My New Favorite Twitter Feature
Back when Twitter launched “Moments,” I thought they had something that would keep me going back. They never got me to use it habitually, as compelling as the content is as a news skimmer, but oh well. Another new feature that has really got my attention, however, is threads. While the Social Media Cassandras are declaring Twitter “Dead,” I’m Reading Some of the Best Tweetstorms. A great example is University of New Hampshire (go Wildcats!) journalism professor Seth Abramson’s frequent rants about the legal stories surrounding our current, erm, unusual White House administration. An example (click through to read them all):
18/ It's at this point Davis—Patrick Davis, Deputy Chief Investigative Counsel for Senate Judiciary Committee Chairman Chuck Grassley (R-IA)—engages in a sleazy sleight-of-hand. He tells Simpson his questions going forward on "Fusion GPS" *also* cover Orbis and other contractors.
— Seth Abramson (@SethAbramson) January 9, 2018
Granted, I don’t know if and how Twitter is monetizing this, but it glues me to Twitter more than anything else has in ten years.
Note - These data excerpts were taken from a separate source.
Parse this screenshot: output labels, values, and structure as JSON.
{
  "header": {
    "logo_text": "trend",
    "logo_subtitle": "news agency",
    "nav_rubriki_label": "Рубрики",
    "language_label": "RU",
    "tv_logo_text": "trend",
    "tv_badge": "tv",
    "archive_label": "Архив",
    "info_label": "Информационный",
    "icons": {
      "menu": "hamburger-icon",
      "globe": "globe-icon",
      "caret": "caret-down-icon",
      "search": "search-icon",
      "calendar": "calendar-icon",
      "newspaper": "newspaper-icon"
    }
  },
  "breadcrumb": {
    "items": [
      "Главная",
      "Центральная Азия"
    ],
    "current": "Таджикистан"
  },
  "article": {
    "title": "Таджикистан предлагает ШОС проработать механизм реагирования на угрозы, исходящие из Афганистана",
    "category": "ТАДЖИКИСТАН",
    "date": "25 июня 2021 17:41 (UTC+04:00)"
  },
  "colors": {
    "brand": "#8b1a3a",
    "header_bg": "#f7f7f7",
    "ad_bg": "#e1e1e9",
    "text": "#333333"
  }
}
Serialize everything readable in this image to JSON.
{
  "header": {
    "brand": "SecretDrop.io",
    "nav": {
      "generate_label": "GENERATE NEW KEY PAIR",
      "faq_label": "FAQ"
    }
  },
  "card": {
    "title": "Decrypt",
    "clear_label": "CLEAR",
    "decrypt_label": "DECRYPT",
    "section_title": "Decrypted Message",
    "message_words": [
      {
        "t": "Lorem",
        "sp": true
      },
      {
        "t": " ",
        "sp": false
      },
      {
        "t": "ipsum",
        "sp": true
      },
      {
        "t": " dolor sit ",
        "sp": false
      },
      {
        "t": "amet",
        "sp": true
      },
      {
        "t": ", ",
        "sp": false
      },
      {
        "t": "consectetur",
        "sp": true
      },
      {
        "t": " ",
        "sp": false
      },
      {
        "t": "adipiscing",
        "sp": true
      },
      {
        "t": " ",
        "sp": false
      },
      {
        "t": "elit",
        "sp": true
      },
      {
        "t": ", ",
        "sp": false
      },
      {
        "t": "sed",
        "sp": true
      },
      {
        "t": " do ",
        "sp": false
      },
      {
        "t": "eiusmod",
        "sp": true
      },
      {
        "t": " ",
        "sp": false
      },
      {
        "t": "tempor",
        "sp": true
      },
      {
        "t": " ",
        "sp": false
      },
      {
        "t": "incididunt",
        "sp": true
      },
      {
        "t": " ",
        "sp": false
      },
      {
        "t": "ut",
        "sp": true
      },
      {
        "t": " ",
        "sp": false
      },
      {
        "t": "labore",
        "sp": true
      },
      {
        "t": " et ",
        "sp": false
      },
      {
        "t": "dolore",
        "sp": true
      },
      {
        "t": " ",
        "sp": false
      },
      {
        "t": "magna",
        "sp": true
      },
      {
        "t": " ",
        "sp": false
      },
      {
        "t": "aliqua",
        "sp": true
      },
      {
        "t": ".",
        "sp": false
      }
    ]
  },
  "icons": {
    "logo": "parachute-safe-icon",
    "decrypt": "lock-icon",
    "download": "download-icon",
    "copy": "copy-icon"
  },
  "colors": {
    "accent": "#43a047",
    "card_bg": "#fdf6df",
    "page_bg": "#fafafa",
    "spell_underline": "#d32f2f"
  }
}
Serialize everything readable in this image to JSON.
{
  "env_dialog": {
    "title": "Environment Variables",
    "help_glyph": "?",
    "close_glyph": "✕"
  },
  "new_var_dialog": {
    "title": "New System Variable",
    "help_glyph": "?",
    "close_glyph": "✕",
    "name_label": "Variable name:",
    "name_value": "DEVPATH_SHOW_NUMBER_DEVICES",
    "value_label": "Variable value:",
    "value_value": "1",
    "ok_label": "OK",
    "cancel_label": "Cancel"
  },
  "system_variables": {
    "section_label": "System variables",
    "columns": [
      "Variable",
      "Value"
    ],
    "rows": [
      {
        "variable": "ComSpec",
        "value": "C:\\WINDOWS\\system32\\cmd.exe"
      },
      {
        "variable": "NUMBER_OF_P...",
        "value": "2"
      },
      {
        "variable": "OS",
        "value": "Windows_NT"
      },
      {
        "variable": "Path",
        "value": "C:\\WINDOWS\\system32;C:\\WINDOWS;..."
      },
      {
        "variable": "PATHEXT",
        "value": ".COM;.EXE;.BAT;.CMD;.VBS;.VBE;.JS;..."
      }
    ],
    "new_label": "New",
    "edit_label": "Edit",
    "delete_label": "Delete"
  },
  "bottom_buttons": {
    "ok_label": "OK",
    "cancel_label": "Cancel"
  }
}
The Watchers are Watching You Watch
As someone who as actively been a jobseeker at times over the last 20 years, I can appreciate the level of attention hiring managers pay to the people who apply. Any excuse to thin the field of applicants is valid. On that note, I caught this reminder recently from my friend Rachel Happe that employers can notice a lack of basic effort to do research for a potential job:
I guess it is too much to expect that people applying for @TheCR's research analyst position would actually download our research… https://t.co/j7gWpgdSe3
— Rachel Happe – post.news/@/rhappe (@rhappe) January 8, 2018
I would assume that a positive effort will be similarly noticed.
Evil Marketing Genius Hacks Dept:
A customer service request (with Google Store- I actually talked to a CSR rep from Google!) led me to check my email spam folder. I didn’t find what I was looking for (don’t worry Google Store soved my issue!), but I did find an email marketing guru’s email marketing newsletter there. As I had been on my New Year’s unsubscribe jag, that led me to think:
Email marketing genius tip: if you design your email to be automatically filtered into spam folder, it is far less likely that people will unsubscribe! #nocharge
— Doug Haslam (@DougH) January 10, 2018
Bold new strategy? I just found it amusing. And no, I’m not telling you who the marketing genius whose emails get spam-filtered is, as I stand by my passive-aggressive manifesto.
Image Credit: Johannes Ahlmann on Flickr
Questions for Facebook on the Newsfeed Changes
I may be burying the most important digital marketing story of the month, but that’s your reward for reading this far; Facebook has created an uproar with Mark Zuckerberg’s announcement of changes to the newsfeed that will further emphasize personal content over Pages (many of which are run by companies). Rather than trying to interpret what will happen and prescribe actions – aside from “don’t panic and keep putting out good content for now” – I have a few questions for facebook
- Is this part of the need to combat the spread of fake news? If so, this story in The New York Times is not encouraging: if the trials in other countries are part of this announced effort, then it’s possible the effect will be people seeing more “fake news,” not less. I would love to think that’s a priority, but I’m not convinced now. Are they fighting “fake news” on the share level or on the publish level? Hmmm.
- What will be the threshold for shared Page content making it into Newsfeeds? That seems to be unclear. That’s the main thing brands should be asking, rather than “how can I force my crap content down people’s throats?” We can hope Facebook can outline an agenda for brand best practices (and yes, it will include how paid content works, we’re used to that by now), but we may be forced, again, to rely on what we see actually working for us.
- What happens to stuff I want to share on my personal account? I don’t think that’s clear yet. I don’t even know how many people care. But if it changes, I look forward to the howls of protest from users.
Those are my barely-informed questions, which are far better than the barely-informed opinions we’re going to be enduring on other marketing blogs.